O taxista e blogueiro Jorge Schweitzer prefere não acreditar [17] que o crime tenha motivos políticos:

Descreio que a falta de inteligência ou motivação por ódio pelo blogueiro tenha levado algum político a tramar eliminar Ricardo Gama…Seria muita burrice…

[18]

O blogueiro Ricardo Gama, printscreen de vídeo postado por ele na rede.

Paulo Ricardo Paúl, professor, coronel e ex-corregedor da Polícia Militar do Rio de Janeiro, e amigo de Ricardo Gama, no dia do atentado desabafou [19] através do  Twitter  que a “mídia independente do Rio sofre atentado a bala”. Paúl acredita [20] que os “indícios iniciais” do crime “[sinalizavam] tentativa de execução” e  não descarta [21] a possibilidade de um atentado com conotação política:

É muito cedo para falar em atentado com conotação política, uma hipótese que não pode ser desprezada, em face de Ricardo Gama criticar e denunciar diariamente os governos federal, assim como, o estadual e o municipal do Rio de Janeiro.

Blogosfera Solidária

Para alguns blogueiros, como Bruno Kazuhiro, do blog Perspectiva, o atentado foi um [22] “claro ataque à liberdade de expressão”. 

Poucas horas depois do ataque, no Twitter o publicitário João Carlos Caribé (@caribe [23]) demonstrava [24] a sua solidariedade:

A blogosfera precisa entender que somos todos Ricardo Gama, estamos todos sujeitos ao mesmo que ele, ou você tem duvida?

"Nao Toquem nos Blogueiros". Video do protesto de 30 de março por coronelprpaulo no Youtube [25]

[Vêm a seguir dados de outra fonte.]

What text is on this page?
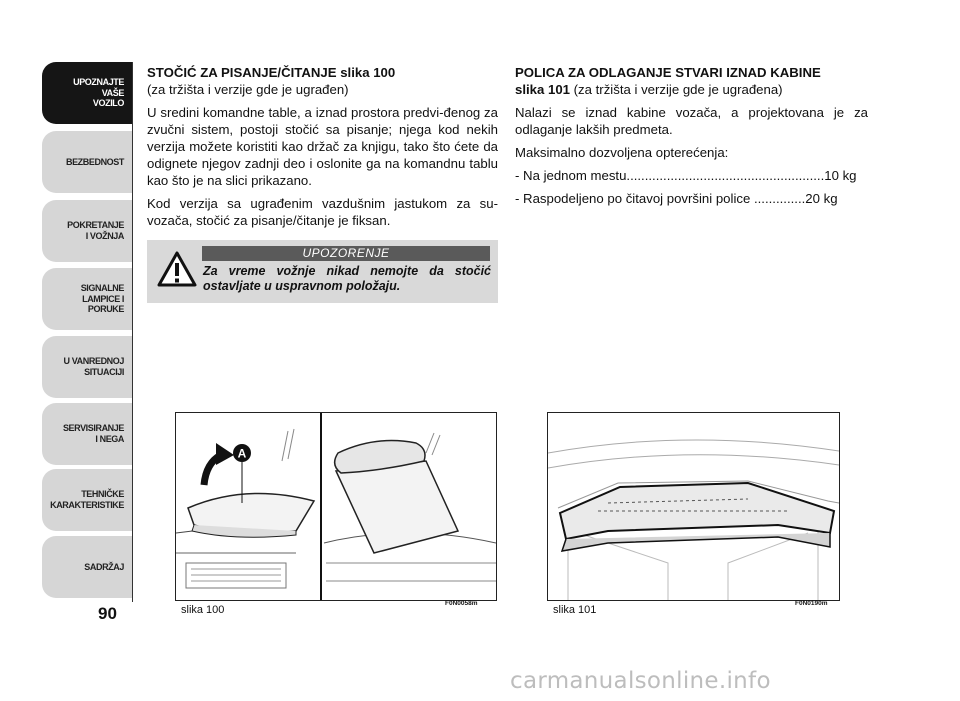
UPOZNAJTE
VAŠE
VOZILO
BEZBEDNOST
POKRETANJE
I VOŽNJA
SIGNALNE
LAMPICE I PORUKE
U VANREDNOJ
SITUACIJI
SERVISIRANJE
I NEGA
TEHNIČKE
KARAKTERISTIKE
SADRŽAJ
90

STOČIĆ ZA PISANJE/ČITANJE slika 100

(za tržišta i verzije gde je ugrađen)

U sredini komandne table, a iznad prostora predvi-đenog za zvučni sistem, postoji stočić sa pisanje; njega kod nekih verzija možete koristiti kao držač za knjigu, tako što ćete da odignete njegov zadnji deo i oslonite ga na komandnu tablu kao što je na slici prikazano.

Kod verzija sa ugrađenim vazdušnim jastukom za su-vozača, stočić za pisanje/čitanje je fiksan.

UPOZORENJE
Za vreme vožnje nikad nemojte da stočić ostavljate u uspravnom položaju.

POLICA ZA ODLAGANJE STVARI IZNAD KABINE

slika 101 (za tržišta i verzije gde je ugrađena)

Nalazi se iznad kabine vozača, a projektovana je za odlaganje lakših predmeta.

Maksimalno dozvoljena opterećenja:

- Na jednom mestu......................................................10 kg

- Raspodeljeno po čitavoj površini police ..............20 kg

A
slika 100
F0N0058m
slika 101
F0N0190m
carmanualsonline.info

"Nao Toquem nos Blogueiros". Video do protesto de 30 de março por coronelprpaulo no Youtube

No dia seguinte, 25 de março, Fernando Peregrino anunciava a criação do movimento “Não Toquem nos Blogueiros [26]“, que pretendia juntar “todos que fazem ou lêem blogs e que agora sentem-se atingidos com a tentativa de calar um de nós, o Blogueiro Ricardo Gama!”. O movimento realizou o primeiro “ato cívico-democrático [27]” uma semana após o atentado, dia 30 de março, embora com algumas restrições impostas [28] pelo Governador Sérgio Cabral.

No dia seguinte, 31, Ricardo Gama recebia alta [29] do Hospital Copa D´or onde esteve internado em recuperação das cirurgias que sofreu. Do Hospital, tinha dado uma entrevista [30] a um jornal de alcance nacional prometendo que logo voltaria a blogar. Desde o dia 31, o blogueiro tem publicado quase diariamente, ainda com um ar visivelmente ferido [31], e a promessa mantém-se: [32]

No mais esse blog em nada mudará, e vamos em frente.

A organização Repórteres Sem Fronteiras divulgou nota exigindo [33] “uma investigação firme e profunda sobre o atentado”. Aguarda-se no entanto o desenvolvimento da investigação policial para se saber se se trata ou não de “mais um caso da perseguição que sofrem determinados blogueiros e jornalistas com senso crítico afiado”, como aponta [34] A.F do blog Mingau de Aço.